There are nearly 40 square miles of open, structure-free land in Detroit. While “vacant” land in Detroit is considered a liability by most, others believe that that such land can be an asset to the city and its residents. The Work Department is passionate about making complex ideas and practices accessible to everyone, despite age, expertise, or reading level—so designing for residents while addressing the future of our land was an exciting opportunity for us.
Through workshops and conversations with Detroit Future City (DFC) and a network of over 50 stakeholders, we collaboratively composed a shared definition of green infrastructure that was easy to understand, and clearly outlined ways the practices will benefit Detroiters. We paired the language with fun, colorful illustrations to produce a visually impactful tool that anyone can pick up and use. This tool, Working with Lots: A Field Guide, is an in-depth workbook that helps prepare residents with the information and approaches that they need to shape land use.

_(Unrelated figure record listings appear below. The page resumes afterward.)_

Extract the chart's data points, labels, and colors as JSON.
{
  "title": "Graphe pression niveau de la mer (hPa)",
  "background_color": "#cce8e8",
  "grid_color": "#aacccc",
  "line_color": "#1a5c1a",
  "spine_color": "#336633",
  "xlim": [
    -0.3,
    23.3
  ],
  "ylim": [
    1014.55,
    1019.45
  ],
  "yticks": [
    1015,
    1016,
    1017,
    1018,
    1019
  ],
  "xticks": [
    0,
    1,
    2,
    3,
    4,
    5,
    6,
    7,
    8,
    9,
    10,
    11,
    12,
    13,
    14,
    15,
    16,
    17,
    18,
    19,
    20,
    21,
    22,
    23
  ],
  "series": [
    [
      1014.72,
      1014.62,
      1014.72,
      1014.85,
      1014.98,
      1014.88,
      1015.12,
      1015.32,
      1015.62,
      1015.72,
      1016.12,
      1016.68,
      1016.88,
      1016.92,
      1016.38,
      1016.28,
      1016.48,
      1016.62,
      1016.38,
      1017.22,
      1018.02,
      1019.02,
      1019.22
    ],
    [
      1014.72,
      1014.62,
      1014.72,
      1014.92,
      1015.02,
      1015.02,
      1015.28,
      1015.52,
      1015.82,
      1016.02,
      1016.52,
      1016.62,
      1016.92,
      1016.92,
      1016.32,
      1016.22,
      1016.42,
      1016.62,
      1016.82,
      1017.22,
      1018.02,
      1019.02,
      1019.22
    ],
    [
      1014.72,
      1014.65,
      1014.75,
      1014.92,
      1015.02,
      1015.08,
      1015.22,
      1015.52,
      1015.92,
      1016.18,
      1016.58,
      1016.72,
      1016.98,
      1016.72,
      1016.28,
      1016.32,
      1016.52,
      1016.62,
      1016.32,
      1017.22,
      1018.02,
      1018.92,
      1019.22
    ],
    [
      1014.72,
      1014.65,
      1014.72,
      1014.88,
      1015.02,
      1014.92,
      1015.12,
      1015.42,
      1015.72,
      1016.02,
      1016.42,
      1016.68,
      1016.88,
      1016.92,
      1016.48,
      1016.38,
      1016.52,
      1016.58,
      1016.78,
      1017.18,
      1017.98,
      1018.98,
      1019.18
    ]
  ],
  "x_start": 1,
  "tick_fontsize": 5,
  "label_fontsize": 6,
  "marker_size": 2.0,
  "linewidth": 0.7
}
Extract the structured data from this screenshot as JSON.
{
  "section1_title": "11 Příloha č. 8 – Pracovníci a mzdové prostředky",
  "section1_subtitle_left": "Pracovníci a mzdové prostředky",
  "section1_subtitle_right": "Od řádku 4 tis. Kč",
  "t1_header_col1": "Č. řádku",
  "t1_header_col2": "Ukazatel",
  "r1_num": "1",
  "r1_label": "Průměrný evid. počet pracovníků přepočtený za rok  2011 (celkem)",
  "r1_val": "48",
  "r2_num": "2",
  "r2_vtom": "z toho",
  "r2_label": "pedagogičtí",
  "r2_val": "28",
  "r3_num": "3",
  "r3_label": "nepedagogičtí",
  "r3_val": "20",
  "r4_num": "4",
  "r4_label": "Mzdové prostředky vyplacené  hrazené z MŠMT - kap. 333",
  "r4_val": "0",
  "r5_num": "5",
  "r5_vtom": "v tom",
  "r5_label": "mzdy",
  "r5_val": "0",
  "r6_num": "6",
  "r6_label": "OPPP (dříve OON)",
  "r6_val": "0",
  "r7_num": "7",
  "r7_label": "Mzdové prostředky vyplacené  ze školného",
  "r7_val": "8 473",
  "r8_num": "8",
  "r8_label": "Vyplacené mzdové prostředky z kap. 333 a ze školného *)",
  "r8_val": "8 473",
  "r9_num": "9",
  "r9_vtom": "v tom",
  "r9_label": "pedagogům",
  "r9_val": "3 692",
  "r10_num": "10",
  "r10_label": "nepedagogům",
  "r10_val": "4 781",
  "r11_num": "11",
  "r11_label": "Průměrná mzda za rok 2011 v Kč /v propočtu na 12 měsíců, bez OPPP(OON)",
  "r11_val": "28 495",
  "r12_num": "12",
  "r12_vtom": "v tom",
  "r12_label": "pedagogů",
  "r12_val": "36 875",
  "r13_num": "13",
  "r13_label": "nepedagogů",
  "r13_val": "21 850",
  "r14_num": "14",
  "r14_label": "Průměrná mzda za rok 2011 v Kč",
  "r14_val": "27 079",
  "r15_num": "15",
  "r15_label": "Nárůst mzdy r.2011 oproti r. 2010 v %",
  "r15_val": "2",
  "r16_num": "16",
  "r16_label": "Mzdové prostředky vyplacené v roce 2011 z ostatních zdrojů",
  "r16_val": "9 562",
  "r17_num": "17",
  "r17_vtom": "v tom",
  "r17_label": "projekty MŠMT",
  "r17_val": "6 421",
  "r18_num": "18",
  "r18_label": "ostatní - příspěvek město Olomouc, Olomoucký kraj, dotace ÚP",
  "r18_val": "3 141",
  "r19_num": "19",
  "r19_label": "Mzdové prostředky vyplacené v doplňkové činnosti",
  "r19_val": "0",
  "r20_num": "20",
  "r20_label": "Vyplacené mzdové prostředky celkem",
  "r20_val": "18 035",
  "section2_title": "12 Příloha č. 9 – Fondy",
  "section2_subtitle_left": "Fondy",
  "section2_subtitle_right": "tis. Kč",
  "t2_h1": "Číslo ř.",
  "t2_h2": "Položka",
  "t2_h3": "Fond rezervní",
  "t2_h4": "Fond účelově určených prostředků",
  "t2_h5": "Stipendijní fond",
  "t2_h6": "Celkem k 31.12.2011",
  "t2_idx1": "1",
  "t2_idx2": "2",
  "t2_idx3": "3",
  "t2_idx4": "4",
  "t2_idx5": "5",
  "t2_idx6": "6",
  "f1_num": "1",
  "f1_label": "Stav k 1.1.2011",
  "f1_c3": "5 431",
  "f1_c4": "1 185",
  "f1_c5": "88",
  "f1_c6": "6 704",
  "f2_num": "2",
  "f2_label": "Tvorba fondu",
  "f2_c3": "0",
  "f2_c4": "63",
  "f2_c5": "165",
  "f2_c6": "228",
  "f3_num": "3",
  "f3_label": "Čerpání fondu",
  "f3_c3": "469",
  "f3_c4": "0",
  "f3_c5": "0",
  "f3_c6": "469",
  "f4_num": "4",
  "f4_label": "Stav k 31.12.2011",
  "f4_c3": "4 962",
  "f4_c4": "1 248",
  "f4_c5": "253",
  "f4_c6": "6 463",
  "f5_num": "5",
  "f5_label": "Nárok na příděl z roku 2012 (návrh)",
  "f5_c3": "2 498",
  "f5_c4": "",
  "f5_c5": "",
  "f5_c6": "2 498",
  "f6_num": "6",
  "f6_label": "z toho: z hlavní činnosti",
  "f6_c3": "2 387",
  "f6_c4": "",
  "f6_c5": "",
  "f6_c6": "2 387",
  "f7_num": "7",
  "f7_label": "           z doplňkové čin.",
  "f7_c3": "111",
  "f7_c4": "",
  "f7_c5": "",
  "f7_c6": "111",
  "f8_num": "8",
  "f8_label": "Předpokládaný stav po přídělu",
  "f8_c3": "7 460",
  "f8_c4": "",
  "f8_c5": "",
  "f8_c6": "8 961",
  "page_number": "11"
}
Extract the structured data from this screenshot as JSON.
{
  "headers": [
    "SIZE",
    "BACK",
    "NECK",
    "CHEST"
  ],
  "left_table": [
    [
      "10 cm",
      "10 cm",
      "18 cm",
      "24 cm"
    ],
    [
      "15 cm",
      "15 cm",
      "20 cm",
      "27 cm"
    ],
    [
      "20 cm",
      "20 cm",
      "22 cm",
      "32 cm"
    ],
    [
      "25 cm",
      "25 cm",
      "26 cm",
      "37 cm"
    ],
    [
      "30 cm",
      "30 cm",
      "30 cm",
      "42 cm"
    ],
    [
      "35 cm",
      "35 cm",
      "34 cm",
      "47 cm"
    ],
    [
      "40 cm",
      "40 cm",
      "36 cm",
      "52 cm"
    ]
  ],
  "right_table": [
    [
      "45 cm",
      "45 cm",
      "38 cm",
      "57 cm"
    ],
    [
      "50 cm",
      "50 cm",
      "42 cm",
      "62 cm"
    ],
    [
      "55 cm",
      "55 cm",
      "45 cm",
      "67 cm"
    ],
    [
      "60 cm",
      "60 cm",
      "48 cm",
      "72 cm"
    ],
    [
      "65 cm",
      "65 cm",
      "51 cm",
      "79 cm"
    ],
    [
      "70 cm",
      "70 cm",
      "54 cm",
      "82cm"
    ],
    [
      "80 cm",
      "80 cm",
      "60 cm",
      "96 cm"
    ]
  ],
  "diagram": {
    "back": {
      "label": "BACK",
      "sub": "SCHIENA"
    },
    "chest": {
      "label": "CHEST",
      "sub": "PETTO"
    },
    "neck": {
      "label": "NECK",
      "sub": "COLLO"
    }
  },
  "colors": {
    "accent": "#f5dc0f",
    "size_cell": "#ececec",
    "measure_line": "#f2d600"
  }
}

We collaboratively wrote hands-on activities including ones for residents to engage friends and neighbors in brainstorming uses for vacant lots, mapping and exploring lot designs. Residents are encouraged to do the activities that matter to them in whatever order works best for them, whether it’s building a neighborhood vision or testing soil quality. All the activities are flexible and can be customized. The type is large and the bright color palette helps guide people through the workbook. In order to make this resource widely available, it is available to download here and from DFC-lots.com and can be printed in black-and-white as well as color, without losing its functionality.